Why is Wong, this quiet girl in baggy sweater and blue jeans, and dancing on top of a bar at movie’s end? And in Baillie’s 1961 “The Gymnasts,” is that the tell-tale chortle of the Musee Mechanique’s Laughing Sal accompanying one bespectacled and suited man (who turns out to be Baillie) through the looking glass into a muscle-popping pommel horse-and-rings reverie? What motivated Baillie to take his camera to the East Bay Activities Center — as a sign reads, “a day program for emotionally disturbed children” — in order to film? A single viewing of 1962’s extraordinary “Here I Am” suggests the answer to that last question: he’d found another uniquely revealing place to commune with the flow of life. In that particular case, a flow that manifests in bursts of classroom and playground energy, but also autistic inner recesses.
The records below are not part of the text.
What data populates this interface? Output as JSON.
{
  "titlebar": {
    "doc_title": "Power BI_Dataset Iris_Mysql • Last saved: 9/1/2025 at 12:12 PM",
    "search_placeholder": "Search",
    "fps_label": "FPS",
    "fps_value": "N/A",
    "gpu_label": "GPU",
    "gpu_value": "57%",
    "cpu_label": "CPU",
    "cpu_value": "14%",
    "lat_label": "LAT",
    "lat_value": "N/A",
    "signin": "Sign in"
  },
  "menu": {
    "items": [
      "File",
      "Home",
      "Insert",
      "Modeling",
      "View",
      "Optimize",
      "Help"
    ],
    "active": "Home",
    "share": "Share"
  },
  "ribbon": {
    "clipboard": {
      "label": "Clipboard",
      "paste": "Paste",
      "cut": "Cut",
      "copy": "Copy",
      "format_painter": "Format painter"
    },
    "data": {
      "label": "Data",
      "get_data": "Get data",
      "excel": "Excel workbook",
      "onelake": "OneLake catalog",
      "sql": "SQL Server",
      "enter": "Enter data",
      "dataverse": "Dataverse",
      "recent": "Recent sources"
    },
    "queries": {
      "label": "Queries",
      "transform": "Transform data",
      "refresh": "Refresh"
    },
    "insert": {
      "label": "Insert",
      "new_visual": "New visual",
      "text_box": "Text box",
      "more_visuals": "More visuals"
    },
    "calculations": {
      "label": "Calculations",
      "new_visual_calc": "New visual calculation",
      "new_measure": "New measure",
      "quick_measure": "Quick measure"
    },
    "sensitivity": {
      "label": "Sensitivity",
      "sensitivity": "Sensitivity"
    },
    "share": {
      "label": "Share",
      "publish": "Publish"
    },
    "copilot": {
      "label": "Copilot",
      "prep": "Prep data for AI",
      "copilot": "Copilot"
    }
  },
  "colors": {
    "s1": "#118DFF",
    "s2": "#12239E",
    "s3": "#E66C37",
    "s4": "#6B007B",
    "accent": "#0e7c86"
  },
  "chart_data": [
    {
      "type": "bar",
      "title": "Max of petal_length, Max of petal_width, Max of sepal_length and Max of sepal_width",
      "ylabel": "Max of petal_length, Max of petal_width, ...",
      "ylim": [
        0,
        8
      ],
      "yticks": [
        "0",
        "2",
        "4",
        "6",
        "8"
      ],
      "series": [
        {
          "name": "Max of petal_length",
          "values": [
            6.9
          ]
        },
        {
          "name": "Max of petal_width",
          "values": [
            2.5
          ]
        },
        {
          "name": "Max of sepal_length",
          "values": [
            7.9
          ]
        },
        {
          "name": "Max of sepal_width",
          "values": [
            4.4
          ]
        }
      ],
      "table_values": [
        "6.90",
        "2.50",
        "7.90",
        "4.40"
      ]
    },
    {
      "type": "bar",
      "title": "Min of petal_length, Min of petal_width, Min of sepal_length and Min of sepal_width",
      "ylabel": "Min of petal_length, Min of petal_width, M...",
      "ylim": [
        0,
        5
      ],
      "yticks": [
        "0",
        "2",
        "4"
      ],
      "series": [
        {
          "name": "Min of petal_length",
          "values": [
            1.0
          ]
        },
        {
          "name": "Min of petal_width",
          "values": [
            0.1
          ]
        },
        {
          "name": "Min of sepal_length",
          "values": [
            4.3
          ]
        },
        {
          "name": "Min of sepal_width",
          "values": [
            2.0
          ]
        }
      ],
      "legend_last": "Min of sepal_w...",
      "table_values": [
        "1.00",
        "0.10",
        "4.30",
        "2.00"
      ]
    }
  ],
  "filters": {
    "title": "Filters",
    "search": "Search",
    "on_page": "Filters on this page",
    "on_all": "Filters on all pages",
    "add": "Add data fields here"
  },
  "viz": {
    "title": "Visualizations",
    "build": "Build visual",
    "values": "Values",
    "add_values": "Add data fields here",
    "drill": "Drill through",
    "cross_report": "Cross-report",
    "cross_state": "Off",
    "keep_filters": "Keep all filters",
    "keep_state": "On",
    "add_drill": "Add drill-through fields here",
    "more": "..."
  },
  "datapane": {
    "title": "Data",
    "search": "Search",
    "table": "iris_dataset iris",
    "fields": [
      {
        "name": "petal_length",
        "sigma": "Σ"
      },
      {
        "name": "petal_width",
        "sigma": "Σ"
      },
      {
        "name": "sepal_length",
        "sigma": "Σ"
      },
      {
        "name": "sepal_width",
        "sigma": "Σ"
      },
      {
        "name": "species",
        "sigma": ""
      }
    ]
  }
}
While such early works are indelible manifestations of American life, Baillie also created mournful films during the period, such as the 1966 PSA “Termination” and 1964’s “Mass for the Dakota Sioux.” Alongside a feature-length film from this era, Kent MacKenzie’s 1961 “The Drifters” (and “On Sundays” and the life-as-a-job-wanted-ad poignancy of 1961’s “Mr. Hayashi,” for that matter), these movies make poetry from lives — and deaths — that mainstream American film pretends are invisible. It’s as if all the living spirits rejected due to commercial and even more venal U.S. societal prejudice finally find an eternal-as-celluloid home in Baillie’s movies of the early-to-mid ’60s. That’s just one of the reasons they are still potent — for equally great directors such as Weerasethakul, as well as for others — today.

“Early Baillie and the Canyon CinemaNews Years,” with Bruce Baillie in person, Sun/15, 7:30 p.m. Yerba Buena Center for the Arts.